Happily Ever Afters For All by Kim Boykin

Back when I was a little girl, I loved the scenes in the Disney movies where Prince Charming rides up on his beautiful steed and rescues the girl. Fast forward fifteen years, and I preferred a shirtless Prince Charming with great abs riding on his trusty steed to save the girl. But, today, some of my favorite stories are about women helping others find their happily ever afters.

My husband won’t admit it to me, but if there were an out and out battle of the sexes (excluding physical tests,) he’d lay his money on us folks with the X chromosomes to win.\

Case in point; our daughter once asked him the proverbial question, “If you were stranded on a desert island, who would you want with you?” (Keeping in mind that twelve-year-olds don’t throw whom around much.)

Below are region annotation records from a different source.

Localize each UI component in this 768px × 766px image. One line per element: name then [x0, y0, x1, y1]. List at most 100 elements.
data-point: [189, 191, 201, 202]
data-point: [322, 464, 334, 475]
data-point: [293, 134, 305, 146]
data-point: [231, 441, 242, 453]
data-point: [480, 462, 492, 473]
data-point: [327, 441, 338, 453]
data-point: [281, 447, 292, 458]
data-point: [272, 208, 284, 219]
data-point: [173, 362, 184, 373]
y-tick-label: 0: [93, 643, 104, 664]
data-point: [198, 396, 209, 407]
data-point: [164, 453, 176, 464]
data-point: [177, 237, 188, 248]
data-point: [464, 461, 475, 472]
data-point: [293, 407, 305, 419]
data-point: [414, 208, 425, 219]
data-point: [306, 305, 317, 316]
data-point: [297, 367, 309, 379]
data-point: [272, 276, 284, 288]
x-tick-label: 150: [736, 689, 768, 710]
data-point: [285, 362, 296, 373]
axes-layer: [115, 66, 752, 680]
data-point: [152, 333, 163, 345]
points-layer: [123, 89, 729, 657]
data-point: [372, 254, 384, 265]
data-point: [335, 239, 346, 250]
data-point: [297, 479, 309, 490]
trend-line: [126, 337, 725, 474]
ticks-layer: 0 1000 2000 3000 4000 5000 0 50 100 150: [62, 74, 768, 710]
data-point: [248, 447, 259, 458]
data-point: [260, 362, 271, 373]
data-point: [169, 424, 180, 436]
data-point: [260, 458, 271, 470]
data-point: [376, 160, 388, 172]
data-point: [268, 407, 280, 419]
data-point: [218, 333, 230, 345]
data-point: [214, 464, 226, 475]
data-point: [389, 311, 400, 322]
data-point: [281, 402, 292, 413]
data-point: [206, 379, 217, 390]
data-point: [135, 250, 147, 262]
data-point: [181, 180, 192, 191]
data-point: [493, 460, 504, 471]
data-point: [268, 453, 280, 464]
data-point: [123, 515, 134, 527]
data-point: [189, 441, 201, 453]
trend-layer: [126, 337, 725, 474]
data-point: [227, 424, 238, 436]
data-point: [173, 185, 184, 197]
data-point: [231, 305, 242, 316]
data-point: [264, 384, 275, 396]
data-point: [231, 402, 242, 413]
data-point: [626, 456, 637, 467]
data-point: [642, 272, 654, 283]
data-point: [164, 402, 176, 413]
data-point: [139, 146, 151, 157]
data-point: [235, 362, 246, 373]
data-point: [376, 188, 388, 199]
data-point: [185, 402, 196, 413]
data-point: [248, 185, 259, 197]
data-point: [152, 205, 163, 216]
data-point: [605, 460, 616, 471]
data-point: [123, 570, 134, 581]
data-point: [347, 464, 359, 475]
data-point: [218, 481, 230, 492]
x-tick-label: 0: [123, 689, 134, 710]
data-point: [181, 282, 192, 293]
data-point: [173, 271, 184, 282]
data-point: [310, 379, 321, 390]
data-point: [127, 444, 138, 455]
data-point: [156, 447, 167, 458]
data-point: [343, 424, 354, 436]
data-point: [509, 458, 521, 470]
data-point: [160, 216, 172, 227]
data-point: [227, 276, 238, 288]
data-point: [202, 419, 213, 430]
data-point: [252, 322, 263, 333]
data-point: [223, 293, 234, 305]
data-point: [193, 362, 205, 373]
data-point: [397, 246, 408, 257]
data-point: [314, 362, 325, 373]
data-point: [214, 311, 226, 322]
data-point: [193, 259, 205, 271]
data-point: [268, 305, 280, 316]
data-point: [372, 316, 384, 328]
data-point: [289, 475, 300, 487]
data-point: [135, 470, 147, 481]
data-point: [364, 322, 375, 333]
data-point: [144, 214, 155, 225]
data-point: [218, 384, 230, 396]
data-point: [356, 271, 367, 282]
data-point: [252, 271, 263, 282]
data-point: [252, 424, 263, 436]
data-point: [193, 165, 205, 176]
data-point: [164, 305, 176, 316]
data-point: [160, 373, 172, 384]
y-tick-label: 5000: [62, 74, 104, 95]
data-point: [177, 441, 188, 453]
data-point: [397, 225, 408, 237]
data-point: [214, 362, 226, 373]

He said, “Your mom.” After he got a great big AWWW from our daughter, he explained. “She would find a way to feed us, keep us happy, and get us off the island and back home in no time.”

I’m not too sure about that, but exploring women flat out saving the day has always fascinated me.

In my new novel, Palmetto Moon, Vada’s friend, Claire, helps Vada find the gumption to stand up for herself and choose the life she wants over the marriage that was arranged before Vada’s birth. The big sticking point for Vada is, the elderly servant couple that raised her may suffer repercussions if Vada doesn’t return home.

“My father keeps a portion of the servants’ money—he says he invests it for them. When he learns Desmond and Rosa Lee helped me run away—” Vada shakes her head.

 “Eggs break. Families break. But one thing I know for certain is, Vada, you and I don’t. You had the courage to choose a different life for yourself, and you’re thriving. This is what growing up is.” Claire pushes a strand of silky blond hair away from Vada’s tearstained face. “If your father turns Desmond and Rosa Lee out, you’ll take them in and somehow you’ll make do. And when the time comes, I have no doubt you’ll stand up to your father.”

Of course I have no scientific data that suggests women are genetically engineered to save the world. And, while the prince or one of his buddies is quite capable of riding to the rescue on a white horses, when you get right down to it, women are just better at it.


Kim Boykin was raised in her South Carolina home with two girly sisters and great parents. She had a happy, boring childhood, which sucks if you’re a writer because you have to create your own crazy. PLUS after you’re published and you’re being interviewed, it’s very appealing when the author actually lived in Crazy Town or somewhere in the general vicinity.

Almost everything she learned about writing, she learned from her grandpa, an oral storyteller, who was a master teacher of pacing and sensory detail. He held court under an old mimosa tree on the family farm, and people used to come from all around to hear him tell stories about growing up in rural Georgia and share his unique take on the world.

As a stay-at-home mom, Kim started writing, grabbing snip-its of time in the car rider line or on the bleachers at swim practice. After her kids left the nest, she started submitting her work, sold her first novel at 53, and has been writing like crazy ever since.

Thanks to the lessons she learned under that mimosa tree, her books are well reviewed and, according to RT Book Reviews, feel like they’re being told across a kitchen table. She is the author of The Wisdom of Hair from Berkley, Steal Me, Cowboy and Sweet Home Carolina from Tule, and Palmetto Moon, also from Berkley 8/5/14. While her heart is always in the Lowcountry of South Carolina, she lives in Charlotte and has a heart for hairstylist, librarians, and book junkies like herself.

About the Book

June, 1947. Charleston is poised to celebrate the biggest wedding in high-society history, the joining of two of the oldest families in the city. Except the bride is nowhere to be found…Unlike the rest of the debs she grew up with, Vada Hadley doesn’t see marrying Justin McLeod as a blessing—she sees it as a life sentence. So when she finds herself one day away from a wedding she doesn’t want, she’s left with no choice but to run away from the future her parents have so carefully planned for her.

In Round O, South Carolina, Vada finds independence in the unexpected friendships she forms at the boarding house where she stays, and a quiet yet fulfilling courtship with the local diner owner, Frank Darling. For the first time in her life, she finally feels like she’s where she’s meant to be. But when her dear friend Darby hunts her down, needing help, Vada will have to confront the life she gave up—and decide where her heart truly belongs.